Ensign’s precarious future

ENSIGN’S PRECARIOUS FUTURE…. Sen. John Ensign’s (R-Nev.) recent scandals haven’t held the media’s attention, but if the sitting senator is subjected to a criminal investigation, I’m hoping that’ll change.

To briefly recap, Ensign’s sex scandal initially broke in June, and pointed to a controversy in which the conservative, “family values” senator carried on a lengthy extra-marital affair with an aide, who happened to be married to another aide. Ensign’s parents tried to pay off the mistress’ family.

Earlier this month, the New York Times reported that the Republican senator pushed political and corporate allies to give lobbying contracts to his mistress’ husband, Douglas Hampton. Despite laws prohibiting aides from lobbying for a year after leaving the Hill, Ensign and the aggrieved husband allegedly ignored the rule, and the senator used his office to cater to the needs of those who hired Hampton.

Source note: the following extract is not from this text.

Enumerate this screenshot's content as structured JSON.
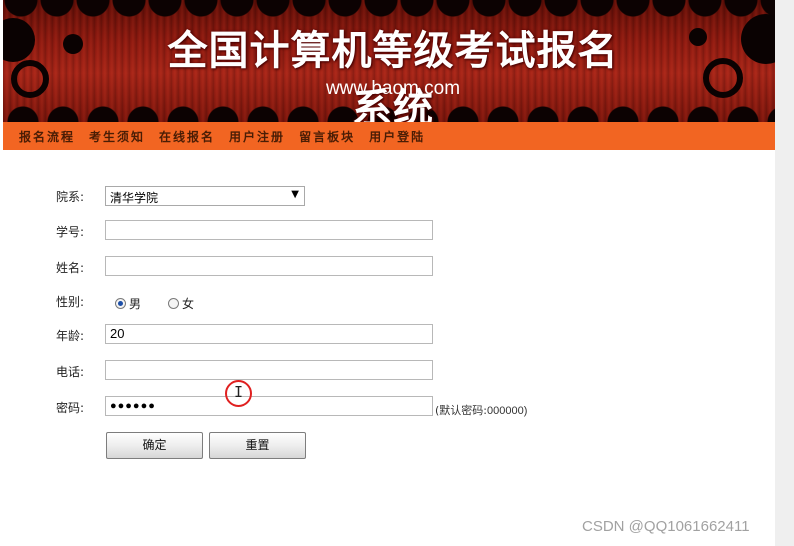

What’s next? John Bresnahan and Manu Raju report on the likelihood of Justice Department prosecutors taking an interest in Ensign’s case.

The Justice Department is expected to decide within weeks whether to pursue a criminal probe into the relationship between Ensign (R-Nev.) and the staffer’s husband, and two prominent Washington defense attorneys say prosecutors are likely to find Ensign’s case irresistible.

“I don’t see how they cannot look at this case,” Stan Brand, a Washington attorney who specializes in ethics laws, said of the Justice Department. “From the department’s standpoint, you have a motive, a huge motive — and that is to take care of this personal problem he had. From their perspective, they have this entire scheme cooked up to buy the silence of somebody who could damage [Ensign] personally and politically. That’s not a case without jury appeal.”

Another D.C. defense lawyer — a former Justice Department prosecutor who spoke on the condition that he not be identified by name — said prosecutors would likely consider whether Ensign “aided and abetted” Doug Hampton, the husband of the woman with whom he had an affair, in violating the one-year ban on lobbying by former staffers or in failing to register as a lobbyist.

“This may be a hard one for them to take a pass on,” the attorney said of his former Justice Department colleagues. “I think, at a minimum, a grand jury will be empaneled, and Ensign and Hampton will be called in to testify.”

Peter Zeiderberg, a former Public Integrity prosecutor for the DoJ, who helped lead the Scooter Libby prosecution, told Fox News that a criminal probe of Ensign “is likely.”

Maybe then the media frenzy would kick in? Howard Kurtz noted the other day that David Letterman’s sex scandal “has unleashed a tsunami of coverage,” but “serious allegations involving Sen. John Ensign have barely produced a trickle.” Why? because the Ensign story “is complicated and not very visual.”

Let this be a lesson to politicians everywhere: if you’re going to have a lurid affair, make it as messy and complex as possible. The media apparently only cares about the sex scandals that are easy to explain.